Waar hoor ik bij?
Ooit had ik met mijn docent Nederlands een discussie. Ik zei dat ik tweede generatie allochtoon was én een Nederlander. Hij beweerde dat ik een autochtoon was.
Zijn motivatie was: je bent hier geboren en getogen en spreekt vloeiend Nederlands, dus je bent een autochtone Nederlander.
En ik had graag gewild dat hij gelijk had, die keer dat er op school naar mij werd geschreeuwd dat ik terug moest naar mijn eigen achtervolgde mij nog steeds, maar helaas had onze docent aardrijkskunde dezelfde week nog uitgelegd hoe het zat:
Zijn jij en je ouders in Nederland geboren? Dan ben je een autochtone Nederlander.
Ben je in Nederland geboren maar is een of zijn beide ouders vanuit het buitenland afkomstig? Dan ben je een tweede generatie allochtone Nederlander.
Ik won helaas de discussie en troostte mezelf met het feit dat ons hele koningshuis bestond uit eerste- en tweede generatie allochtonen.
Later leerde ik over een belangrijk verschil tussen mij en koning Willem-Alexander: Hij is blank en ik niet blank genoeg. In de praktijk gaat het namelijk niet om afkomst, maar om uiterlijk.
Het is niet zo dat ik mij schaam voor mijn afkomst of dat ik liever blond had willen zijn (volgens sommigen ben ik al blond genoeg). Het is gewoon dat ik meer ben dan mijn afkomst alleen.
Ofja, dat wil ik zijn, maar de praktijk spreekt dat nog eens tegen. Zo werd ik laatst benaderd door iemand met de vraag of ik toevallig een broer had. Ze kwamen namelijk een buitenlander tekort voor de hoofdrol in een toneelstuk.
Of die keer dat ik via via te horen kreeg dat ik niet werd uitgenodigd voor een sollicitatiegesprek op basis van mijn Arabisch klinkende achternaam.

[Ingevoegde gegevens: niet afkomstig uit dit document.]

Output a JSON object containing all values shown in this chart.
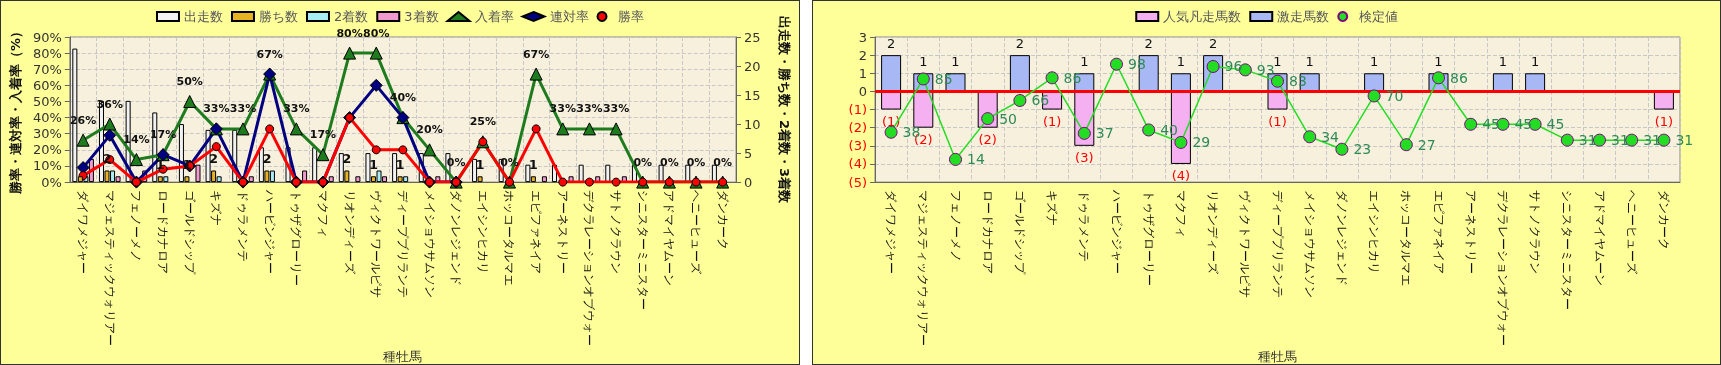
{
  "chart_data": [
    {
      "type": "bar",
      "xlabel": "種牡馬",
      "ylabel": "勝率・連対率・入着率（%）",
      "y2label": "出走数・勝ち数・2着数・3着数",
      "categories": [
        "ダイワメジャー",
        "マジェスティックウォリアー",
        "フェノーメノ",
        "ロードカナロア",
        "ゴールドシップ",
        "キズナ",
        "ドゥラメンテ",
        "ハービンジャー",
        "トゥザグローリー",
        "マクフィ",
        "リオンディーズ",
        "ヴィクトワールピサ",
        "ディープブリランテ",
        "メイショウサムソン",
        "ダノンレジェンド",
        "エイシンヒカリ",
        "ホッコータルマエ",
        "エピファネイア",
        "アーネストリー",
        "デクラレーションオブウォー",
        "サトノクラウン",
        "シニスターミニスター",
        "アドマイヤムーン",
        "ヘニーヒューズ",
        "ダンカーク"
      ],
      "ylim": [
        0,
        90
      ],
      "yticks": [
        {
          "value": 0,
          "label": "0%"
        },
        {
          "value": 10,
          "label": "10%"
        },
        {
          "value": 20,
          "label": "20%"
        },
        {
          "value": 30,
          "label": "30%"
        },
        {
          "value": 40,
          "label": "40%"
        },
        {
          "value": 50,
          "label": "50%"
        },
        {
          "value": 60,
          "label": "60%"
        },
        {
          "value": 70,
          "label": "70%"
        },
        {
          "value": 80,
          "label": "80%"
        },
        {
          "value": 90,
          "label": "90%"
        }
      ],
      "y2lim": [
        0,
        25
      ],
      "y2ticks": [
        0,
        5,
        10,
        15,
        20,
        25
      ],
      "grid": true,
      "legend": "top",
      "series": [
        {
          "name": "出走数",
          "axis": "y2",
          "color": "#f2f2f2",
          "values": [
            23,
            14,
            14,
            12,
            10,
            9,
            9,
            6,
            6,
            6,
            5,
            5,
            5,
            5,
            5,
            4,
            4,
            3,
            3,
            3,
            3,
            3,
            3,
            3,
            3
          ]
        },
        {
          "name": "勝ち数",
          "axis": "y2",
          "color": "#e6b422",
          "values": [
            1,
            2,
            0,
            1,
            1,
            2,
            0,
            2,
            0,
            0,
            2,
            1,
            1,
            0,
            0,
            1,
            0,
            1,
            0,
            0,
            0,
            0,
            0,
            0,
            0
          ],
          "value_labels": [
            null,
            "2",
            null,
            "1",
            "1",
            "2",
            null,
            "2",
            null,
            null,
            "2",
            "1",
            "1",
            null,
            null,
            "1",
            null,
            "1",
            null,
            null,
            null,
            null,
            null,
            null,
            null
          ]
        },
        {
          "name": "2着数",
          "axis": "y2",
          "color": "#a8ecf4",
          "values": [
            1,
            2,
            0,
            1,
            0,
            1,
            0,
            2,
            0,
            0,
            0,
            2,
            1,
            0,
            0,
            0,
            0,
            0,
            0,
            0,
            0,
            0,
            0,
            0,
            0
          ]
        },
        {
          "name": "3着数",
          "axis": "y2",
          "color": "#f09ad0",
          "values": [
            4,
            1,
            2,
            0,
            3,
            0,
            1,
            0,
            2,
            1,
            1,
            1,
            0,
            1,
            0,
            0,
            0,
            1,
            1,
            1,
            1,
            0,
            0,
            0,
            0
          ]
        },
        {
          "name": "入着率",
          "type": "line",
          "marker": "triangle",
          "color": "#1e7b1e",
          "values": [
            26,
            36,
            14,
            17,
            50,
            33,
            33,
            67,
            33,
            17,
            80,
            80,
            40,
            20,
            0,
            25,
            0,
            67,
            33,
            33,
            33,
            0,
            0,
            0,
            0
          ],
          "value_labels": [
            "26%",
            "36%",
            "14%",
            "17%",
            "50%",
            "33%",
            "33%",
            "67%",
            "33%",
            "17%",
            "80%",
            "80%",
            "40%",
            "20%",
            "0%",
            "25%",
            "0%",
            "67%",
            "33%",
            "33%",
            "33%",
            "0%",
            "0%",
            "0%",
            "0%"
          ]
        },
        {
          "name": "連対率",
          "type": "line",
          "marker": "diamond",
          "color": "#000080",
          "values": [
            9,
            29,
            0,
            17,
            10,
            33,
            0,
            67,
            0,
            0,
            40,
            60,
            40,
            0,
            0,
            null,
            null,
            null,
            null,
            null,
            null,
            null,
            null,
            null,
            null
          ]
        },
        {
          "name": "勝率",
          "type": "line",
          "marker": "circle",
          "color": "#ff0000",
          "values": [
            4,
            14,
            0,
            8,
            10,
            22,
            0,
            33,
            0,
            0,
            40,
            20,
            20,
            0,
            0,
            25,
            0,
            33,
            0,
            0,
            0,
            0,
            0,
            0,
            0
          ]
        }
      ]
    },
    {
      "type": "bar",
      "xlabel": "種牡馬",
      "stacked": true,
      "categories": [
        "ダイワメジャー",
        "マジェスティックウォリアー",
        "フェノーメノ",
        "ロードカナロア",
        "ゴールドシップ",
        "キズナ",
        "ドゥラメンテ",
        "ハービンジャー",
        "トゥザグローリー",
        "マクフィ",
        "リオンディーズ",
        "ヴィクトワールピサ",
        "ディープブリランテ",
        "メイショウサムソン",
        "ダノンレジェンド",
        "エイシンヒカリ",
        "ホッコータルマエ",
        "エピファネイア",
        "アーネストリー",
        "デクラレーションオブウォー",
        "サトノクラウン",
        "シニスターミニスター",
        "アドマイヤムーン",
        "ヘニーヒューズ",
        "ダンカーク"
      ],
      "ylim": [
        -5,
        3
      ],
      "yticks": [
        {
          "value": -5,
          "label": "(5)"
        },
        {
          "value": -4,
          "label": "(4)"
        },
        {
          "value": -3,
          "label": "(3)"
        },
        {
          "value": -2,
          "label": "(2)"
        },
        {
          "value": -1,
          "label": "(1)"
        },
        0,
        1,
        2,
        3
      ],
      "y2lim": [
        -6,
        122
      ],
      "grid": true,
      "legend": "top",
      "ref_lines": [
        {
          "axis": "y",
          "value": 0,
          "color": "#ff0000"
        }
      ],
      "series": [
        {
          "name": "人気凡走馬数",
          "color": "#f4b0f0",
          "values": [
            -1,
            -2,
            0,
            -2,
            0,
            -1,
            -3,
            0,
            0,
            -4,
            0,
            0,
            -1,
            0,
            0,
            0,
            0,
            0,
            0,
            0,
            0,
            0,
            0,
            0,
            -1
          ],
          "value_labels": [
            "(1)",
            "(2)",
            null,
            "(2)",
            null,
            "(1)",
            "(3)",
            null,
            null,
            "(4)",
            null,
            null,
            "(1)",
            null,
            null,
            null,
            null,
            null,
            null,
            null,
            null,
            null,
            null,
            null,
            "(1)"
          ]
        },
        {
          "name": "激走馬数",
          "color": "#a8b8f4",
          "values": [
            2,
            1,
            1,
            0,
            2,
            0,
            1,
            0,
            2,
            1,
            2,
            0,
            1,
            1,
            0,
            1,
            0,
            1,
            0,
            1,
            1,
            0,
            0,
            0,
            0
          ],
          "value_labels": [
            "2",
            "1",
            "1",
            null,
            "2",
            null,
            "1",
            null,
            "2",
            "1",
            "2",
            null,
            "1",
            "1",
            null,
            "1",
            null,
            "1",
            null,
            "1",
            "1",
            null,
            null,
            null,
            null
          ]
        },
        {
          "name": "検定値",
          "type": "line",
          "axis": "y2",
          "marker": "circle",
          "color": "#22dd22",
          "values": [
            38,
            85,
            14,
            50,
            66,
            86,
            37,
            98,
            40,
            29,
            96,
            93,
            83,
            34,
            23,
            70,
            27,
            86,
            45,
            45,
            45,
            31,
            31,
            31,
            31
          ],
          "value_labels": [
            "38",
            "85",
            "14",
            "50",
            "66",
            "86",
            "37",
            "98",
            "40",
            "29",
            "96",
            "93",
            "83",
            "34",
            "23",
            "70",
            "27",
            "86",
            "45",
            "45",
            "45",
            "31",
            "31",
            "31",
            "31"
          ]
        }
      ]
    }
  ]
}
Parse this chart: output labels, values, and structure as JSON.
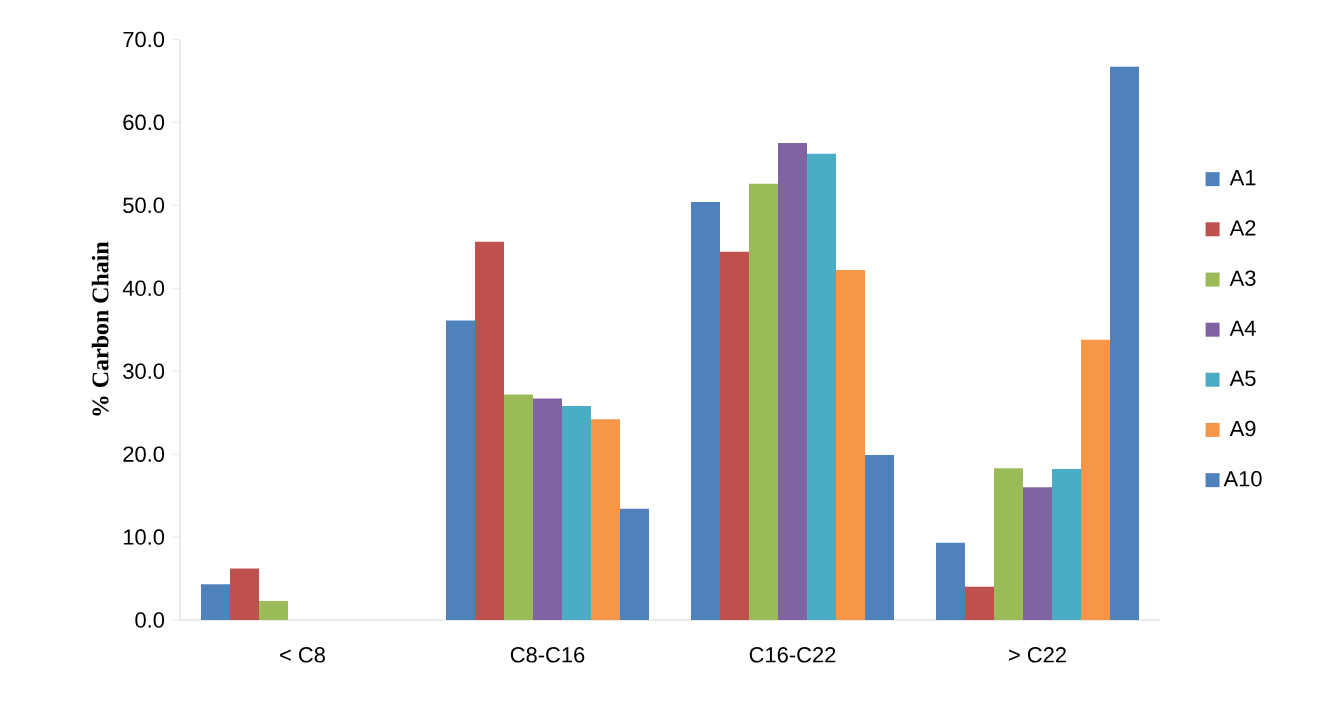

En dan heb ik het niet eens over die keren dat ik versierd werd op basis van mijn afkomst, waarbij veelvuldig woorden zoals ‘exotisch’ gebruikt werden. Woorden die ik persoonlijk associeer met de Gibbons en Varanen in Burger’s zoo.
En het is niet alsof ik mij meer thuis voel bij Marokkanen. Die kijken me scheef aan als ik zeg dat ik mezelf beschouw als een agnost en af en toe een wijntje drink. Dat noemen ze ‘verkaasd’.
Laatst had ik weer een identiteitscrisis. Ik keek met mijn vriend een film. Op een gegeven moment vroeg ik hem waar ik nu eigenlijk bij hoorde. Zonder aarzeling trok hij me naar zich toe.